The peas had gone through a cleaner, so there were no weeds and a minimum of fines. Those typical culprits for heating were not present. The sensor reading indicated the peas had been safely stored since early December, according to Wayne Clews of Clews Management, suppliers of Bin-Sense.
“All the factors we normally blame for heating were removed from this bin. But something happened in that one bin we don’t understand. The other bins were good. The heating only happened on the top sensor, which makes me believe some moisture got in there somehow.
“Reviewing temperatures over time would lead a manager to feel pretty confident and perhaps discontinue taking reading based upon the below zero temperatures over so many months. Or cause him to ignore the alerts.”
The temperature-sensing equipment was in good working order and was turned on. The system was set up to trigger the alarm if the temperature rose more than 2 C per week. But following March 14, the temperature alerts were coming in fast and furious so the operator decided it was faulty information. He muted the alarm.
“Some guys are so busy running multimillion-dollar farms,” said Clews. “If there’s an alert, they figure it’s just an exposed sensor or something like that, so the temperature is going up and down with the ambient outside temperature. But we keep an eye on it for the customer to check for any rapid changes.

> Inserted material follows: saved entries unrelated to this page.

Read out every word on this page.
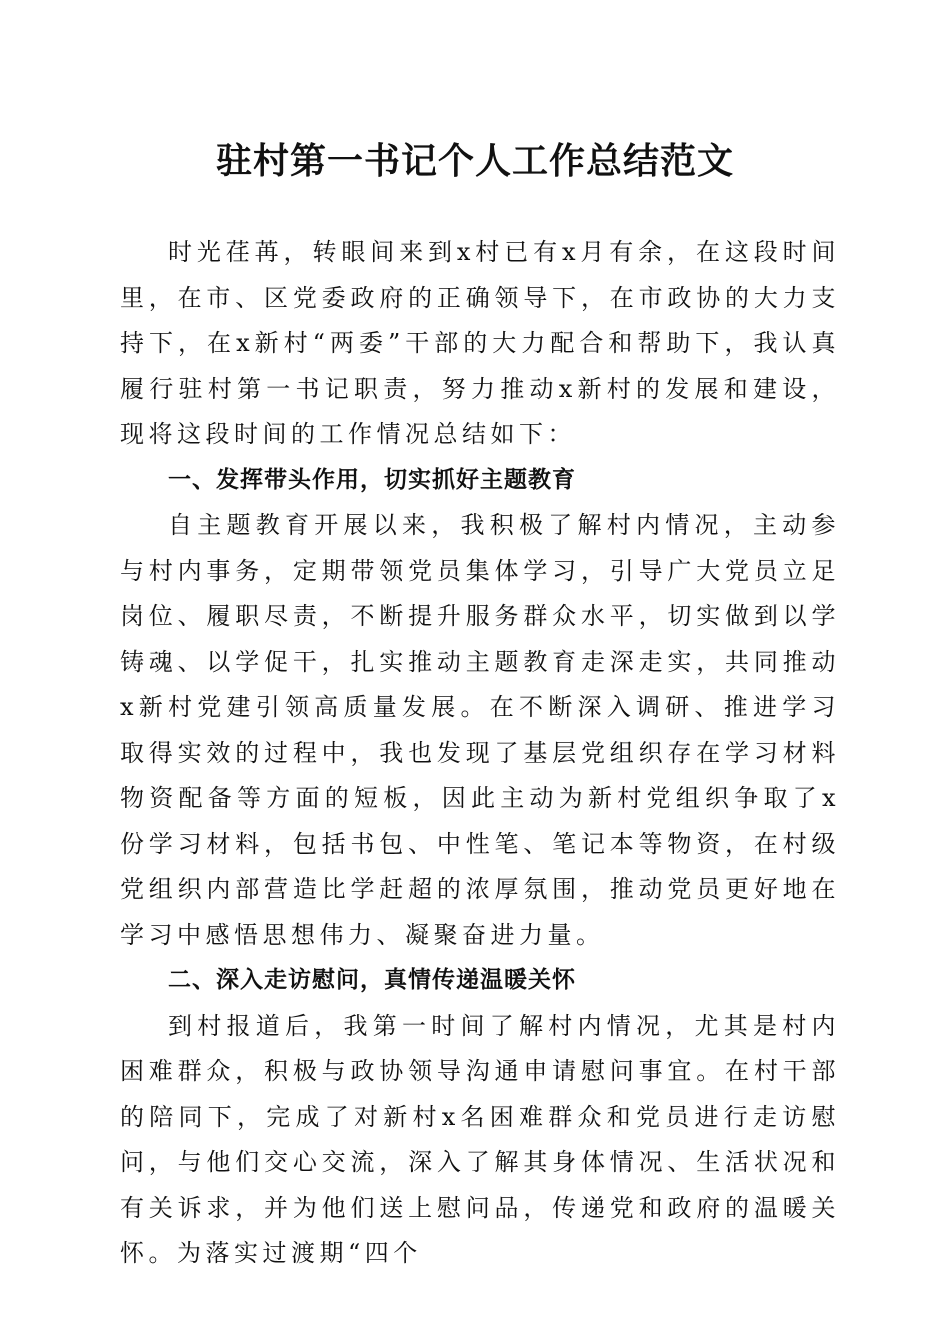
驻村第一书记个人工作总结范文

时光荏苒，转眼间来到x村已有x月有余，在这段时间里，在市、区党委政府的正确领导下，在市政协的大力支持下，在x新村“两委”干部的大力配合和帮助下，我认真履行驻村第一书记职责，努力推动x新村的发展和建设，现将这段时间的工作情况总结如下：

一、发挥带头作用，切实抓好主题教育

自主题教育开展以来，我积极了解村内情况，主动参与村内事务，定期带领党员集体学习，引导广大党员立足岗位、履职尽责，不断提升服务群众水平，切实做到以学铸魂、以学促干，扎实推动主题教育走深走实，共同推动x新村党建引领高质量发展。在不断深入调研、推进学习取得实效的过程中，我也发现了基层党组织存在学习材料物资配备等方面的短板，因此主动为新村党组织争取了x份学习材料，包括书包、中性笔、笔记本等物资，在村级党组织内部营造比学赶超的浓厚氛围，推动党员更好地在学习中感悟思想伟力、凝聚奋进力量。

二、深入走访慰问，真情传递温暖关怀

到村报道后，我第一时间了解村内情况，尤其是村内困难群众，积极与政协领导沟通申请慰问事宜。在村干部的陪同下，完成了对新村x名困难群众和党员进行走访慰问，与他们交心交流，深入了解其身体情况、生活状况和有关诉求，并为他们送上慰问品，传递党和政府的温暖关怀。为落实过渡期“四个
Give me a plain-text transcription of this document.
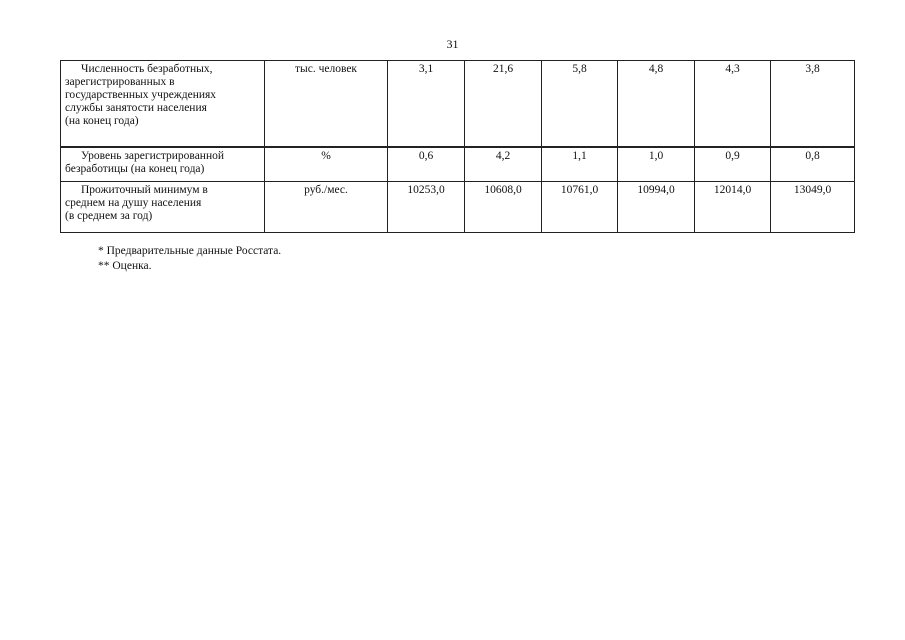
31
Численность безработных,
зарегистрированных в
государственных учреждениях
службы занятости населения
(на конец года)	тыс. человек	3,1	21,6	5,8	4,8	4,3	3,8

Уровень зарегистрированной
безработицы (на конец года)	%	0,6	4,2	1,1	1,0	0,9	0,8

Прожиточный минимум в
среднем на душу населения
(в среднем за год)	руб./мес.	10253,0	10608,0	10761,0	10994,0	12014,0	13049,0
* Предварительные данные Росстата.
** Оценка.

“A rise of two degrees in a week is acceptable. But if we see rises bigger than that, and we see re-occurring alerts being ignored, then it’s time for us to phone or text the operator. One thing is absolutely true. If there’s a major upward temperature trend, whatever fueled it, it never fixes itself. It’s only going to get worse.”
Clews said these situations happen when the operator hasn’t checked to see which sensors are exposed and which are covered with grain. The exposed sensors must be muted so they don’t send false signals.
He said that once you’ve done the housekeeping so you only get reports from covered sensors, the rest is easy. If you take out a load or two, you’ll expose one or two top sensors, so you have to mute them using your smart phone or laptop.
“Farmers always presume everything is OK and the grain is in good condition. If it doesn’t smell like a hog trough they presume it to be OK. The problem is they’re usually right, so they think they don’t need a system or they can ignore the alerts. But it’s that one time you’re wrong that costs you a lot of money.
“I was talking to a young guy not long ago at a trade show in Edmonton, and he told me he just couldn’t afford a system. Shortly after that he lost a quarter million dollars due to heated grain. He came back and said he’s found money for a system. The shame of it is that we might have had a system in there for him for maybe $30,000 or $25,000 to prevent the loss.
“I get emotional when I hear a guy like that tell me how much money he’s lost. It doesn’t have to happen. Stories like that and stories about the peas heating, they’re not so rare. I’ve encountered operations where they were properly set up but with no temperatures logged for 100 plus days. I’ve visited others where no one can find the monitor. Literally, it had become lost. At other operations I’ve found the memories to be full with readings from grains sold in previous years.”